Least upper bound property implies that the orderered field in question is Archimedean

Question

Let $(F,+_F,*_F, \le_F)$ be a totally ordered field with zero $0_F$ and unity $1_F$. Let $(F,+_F,*_F, \le_F)$ have the least upper bound property.

I know that there is a proof saying that if the field is non-Archimedean, then it doesn't have this property.

I have been wondering if there is another proof of the theorem in title, which, rather then starting with the assumption that a field isn't Archimedean, starts with the assumption that it has L.U.B. property and from that proves that the field is Archimedean.

Does such a proof exist?

Answer 1

I'm not really sure if this is what you want -- in my opinion, the distinction between "prove $A \implies B$" and "prove $\neg B \implies \neg A$" is more or less a matter of phrasing.

Let $F$ be an ordered field with the LUB property. We want to prove that $F$ is Archimedean. So, let $x>0$ be any positive element of $F$, and let $y>x$ be a second positive element. We need to prove that for some $N \in \mathbb{N}$, $N\cdot x > y$.

Suppose no such $N$ exists.
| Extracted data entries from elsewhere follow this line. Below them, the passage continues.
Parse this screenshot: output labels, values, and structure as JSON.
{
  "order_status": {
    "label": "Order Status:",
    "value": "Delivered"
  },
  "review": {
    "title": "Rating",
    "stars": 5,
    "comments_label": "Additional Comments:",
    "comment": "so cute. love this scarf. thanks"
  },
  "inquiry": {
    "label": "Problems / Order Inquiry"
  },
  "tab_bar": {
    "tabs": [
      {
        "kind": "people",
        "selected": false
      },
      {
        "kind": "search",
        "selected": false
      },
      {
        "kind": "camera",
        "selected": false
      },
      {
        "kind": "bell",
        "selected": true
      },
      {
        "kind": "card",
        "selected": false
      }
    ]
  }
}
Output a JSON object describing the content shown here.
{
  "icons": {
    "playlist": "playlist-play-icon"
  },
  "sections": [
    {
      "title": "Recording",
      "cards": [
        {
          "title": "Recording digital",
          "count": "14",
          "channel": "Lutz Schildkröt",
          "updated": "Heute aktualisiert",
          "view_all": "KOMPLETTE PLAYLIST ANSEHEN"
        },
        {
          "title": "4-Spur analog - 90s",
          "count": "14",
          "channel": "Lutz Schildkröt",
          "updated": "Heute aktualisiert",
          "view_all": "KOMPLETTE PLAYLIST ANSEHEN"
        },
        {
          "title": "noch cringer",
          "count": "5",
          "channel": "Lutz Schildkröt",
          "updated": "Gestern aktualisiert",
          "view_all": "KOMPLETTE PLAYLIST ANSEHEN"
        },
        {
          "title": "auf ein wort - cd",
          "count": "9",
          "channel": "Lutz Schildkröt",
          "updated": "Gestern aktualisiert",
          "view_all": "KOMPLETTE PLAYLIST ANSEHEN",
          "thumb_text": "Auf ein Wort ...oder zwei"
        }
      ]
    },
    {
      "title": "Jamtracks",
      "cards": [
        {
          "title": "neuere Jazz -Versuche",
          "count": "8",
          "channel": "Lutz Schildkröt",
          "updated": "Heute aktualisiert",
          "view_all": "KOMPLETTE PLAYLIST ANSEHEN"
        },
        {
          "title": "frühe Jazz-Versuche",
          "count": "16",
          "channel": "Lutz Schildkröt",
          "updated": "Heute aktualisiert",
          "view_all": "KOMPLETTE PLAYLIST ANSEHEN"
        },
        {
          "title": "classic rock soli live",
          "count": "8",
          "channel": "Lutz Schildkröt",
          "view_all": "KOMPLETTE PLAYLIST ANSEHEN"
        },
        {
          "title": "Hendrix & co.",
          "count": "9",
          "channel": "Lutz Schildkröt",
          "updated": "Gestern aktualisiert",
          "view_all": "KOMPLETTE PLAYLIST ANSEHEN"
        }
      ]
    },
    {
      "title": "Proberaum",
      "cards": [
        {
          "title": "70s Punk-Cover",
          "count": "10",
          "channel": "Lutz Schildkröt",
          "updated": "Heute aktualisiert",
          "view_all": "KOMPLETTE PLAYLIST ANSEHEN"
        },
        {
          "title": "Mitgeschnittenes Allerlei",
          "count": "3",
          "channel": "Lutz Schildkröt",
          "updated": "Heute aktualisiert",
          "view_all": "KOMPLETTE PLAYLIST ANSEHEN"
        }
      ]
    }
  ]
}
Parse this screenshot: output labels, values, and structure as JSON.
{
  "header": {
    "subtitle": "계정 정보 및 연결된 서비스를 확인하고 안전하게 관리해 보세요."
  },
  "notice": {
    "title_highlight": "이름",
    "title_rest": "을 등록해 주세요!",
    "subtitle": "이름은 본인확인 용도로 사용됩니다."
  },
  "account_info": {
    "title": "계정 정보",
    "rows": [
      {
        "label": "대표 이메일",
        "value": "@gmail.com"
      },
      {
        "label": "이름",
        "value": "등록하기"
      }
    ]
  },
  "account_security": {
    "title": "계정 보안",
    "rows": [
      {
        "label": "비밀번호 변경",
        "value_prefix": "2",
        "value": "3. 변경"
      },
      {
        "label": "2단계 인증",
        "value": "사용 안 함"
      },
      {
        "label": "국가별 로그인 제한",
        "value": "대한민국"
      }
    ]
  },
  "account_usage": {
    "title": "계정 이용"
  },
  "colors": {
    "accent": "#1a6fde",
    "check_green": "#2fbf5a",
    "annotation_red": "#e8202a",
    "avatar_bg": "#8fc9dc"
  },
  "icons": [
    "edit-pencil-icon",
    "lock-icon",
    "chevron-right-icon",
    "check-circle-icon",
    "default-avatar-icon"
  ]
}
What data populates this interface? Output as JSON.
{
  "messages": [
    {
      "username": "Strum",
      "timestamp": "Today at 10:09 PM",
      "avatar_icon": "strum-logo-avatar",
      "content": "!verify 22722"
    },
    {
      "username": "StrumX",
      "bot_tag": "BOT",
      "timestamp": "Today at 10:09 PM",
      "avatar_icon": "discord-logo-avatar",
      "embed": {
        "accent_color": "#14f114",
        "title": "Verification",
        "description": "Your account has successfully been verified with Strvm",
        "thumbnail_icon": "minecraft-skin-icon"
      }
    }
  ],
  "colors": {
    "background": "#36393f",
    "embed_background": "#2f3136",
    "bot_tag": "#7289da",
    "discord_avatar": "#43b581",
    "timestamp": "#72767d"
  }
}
Then the set $S=\{n\dot x | n\in \mathbb{N}\}$ is bounded above by $y$. Since the field has the least-upper-bound property, $S$ must have a least upper bound $b$.

We now have that for all $n$, $$(n+1)x < b$$ and hence for all $n$ $$nx < b - x$$ whence $b-x$ is also an upper bound of $S$, contradicting the leastness of $b$.

Therefore no such $b$ exists, which means that $S$ is unbounded -- and in particular that $y$ is not an upper bound for $S$, which is what we needed to prove.